Over the years, MacDonald has garnered public support from many who believe he was wrongly convicted of the heinous crimes, including Oscar-winning filmmaker and author Errol Morris, who wrote the book “A Wilderness of Error” — and which the FX docuseries is based on — in 2012.
“The evidence is neither clear nor convincing,” Morris once told CNN. “There are many things about this case that rub me the wrong way, but principal among them was how the jury was asked to make decisions about his guilt or innocence with incomplete evidence, evidence that was withheld, corrupted and suppressed.”
Hammond A. Beale, who served as a legal adviser in the military inquiry into the murders also told the outlet he believed MacDonald was “totally innocent.”
“This guy has not only lost his wife and kids but loses his career and ends up in prison for the rest of his life,” he said. “That’s horrendous.”
But others say MacDonald is just where he belongs.

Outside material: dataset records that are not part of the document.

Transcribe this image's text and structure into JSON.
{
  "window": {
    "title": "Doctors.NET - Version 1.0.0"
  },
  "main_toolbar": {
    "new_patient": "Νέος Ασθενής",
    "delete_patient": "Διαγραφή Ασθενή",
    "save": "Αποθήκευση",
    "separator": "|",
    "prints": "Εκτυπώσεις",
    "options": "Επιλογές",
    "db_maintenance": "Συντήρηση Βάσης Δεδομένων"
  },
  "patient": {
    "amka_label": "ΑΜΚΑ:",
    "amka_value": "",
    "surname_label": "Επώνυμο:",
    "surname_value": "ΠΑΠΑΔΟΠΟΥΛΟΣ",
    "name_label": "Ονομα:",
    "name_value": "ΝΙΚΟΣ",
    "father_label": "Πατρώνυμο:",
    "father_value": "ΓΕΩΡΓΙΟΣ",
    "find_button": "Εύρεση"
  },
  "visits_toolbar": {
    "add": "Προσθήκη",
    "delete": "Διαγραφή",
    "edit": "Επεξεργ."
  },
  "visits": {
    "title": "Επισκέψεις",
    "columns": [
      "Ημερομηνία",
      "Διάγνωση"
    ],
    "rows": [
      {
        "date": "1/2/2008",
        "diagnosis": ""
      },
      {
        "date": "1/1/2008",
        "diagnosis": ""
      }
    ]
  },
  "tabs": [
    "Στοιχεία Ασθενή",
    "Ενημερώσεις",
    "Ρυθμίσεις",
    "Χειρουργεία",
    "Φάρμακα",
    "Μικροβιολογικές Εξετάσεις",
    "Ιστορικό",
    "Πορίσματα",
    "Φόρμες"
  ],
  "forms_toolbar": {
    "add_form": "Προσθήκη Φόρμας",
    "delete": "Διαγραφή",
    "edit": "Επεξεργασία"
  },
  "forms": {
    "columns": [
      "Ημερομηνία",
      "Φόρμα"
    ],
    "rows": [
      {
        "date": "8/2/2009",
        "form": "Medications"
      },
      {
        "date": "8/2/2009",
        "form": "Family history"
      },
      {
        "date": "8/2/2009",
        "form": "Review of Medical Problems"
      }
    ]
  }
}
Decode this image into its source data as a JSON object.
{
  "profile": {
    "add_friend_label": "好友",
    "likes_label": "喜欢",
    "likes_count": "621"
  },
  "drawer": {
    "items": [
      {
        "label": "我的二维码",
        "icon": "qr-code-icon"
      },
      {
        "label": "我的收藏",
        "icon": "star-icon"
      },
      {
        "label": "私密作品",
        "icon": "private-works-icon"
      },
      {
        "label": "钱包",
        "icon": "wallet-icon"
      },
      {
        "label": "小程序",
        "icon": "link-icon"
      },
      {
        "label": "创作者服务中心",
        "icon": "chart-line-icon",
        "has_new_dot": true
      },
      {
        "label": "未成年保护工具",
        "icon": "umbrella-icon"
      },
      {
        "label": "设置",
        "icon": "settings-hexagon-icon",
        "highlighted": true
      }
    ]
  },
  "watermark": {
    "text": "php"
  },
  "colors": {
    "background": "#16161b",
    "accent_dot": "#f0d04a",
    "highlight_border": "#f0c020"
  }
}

“So many decent people have wasted so much time, energy, and money believing in MacD,” McGinnis once told the Press-Telegram before his death. “He suckered me for far too long, and he has suckered others for much longer.”
In 2019, the U.S. Supreme Court declined to take MacDonald’s case, thus ending his legal opportunities for appeal.
His next chance for freedom now is likely parole.
MacDonald first became eligible for parole in 1991; however, he did not have a parole hearing until more than a decade later in May 2005, according to the Fayetteville Observer. He was slated for another opportunity at parole this year, but it’s not clear whether a hearing was ever held or if it’s been pushed back as a result of the coronavirus pandemic.
For now, MacDonald remains behind bars.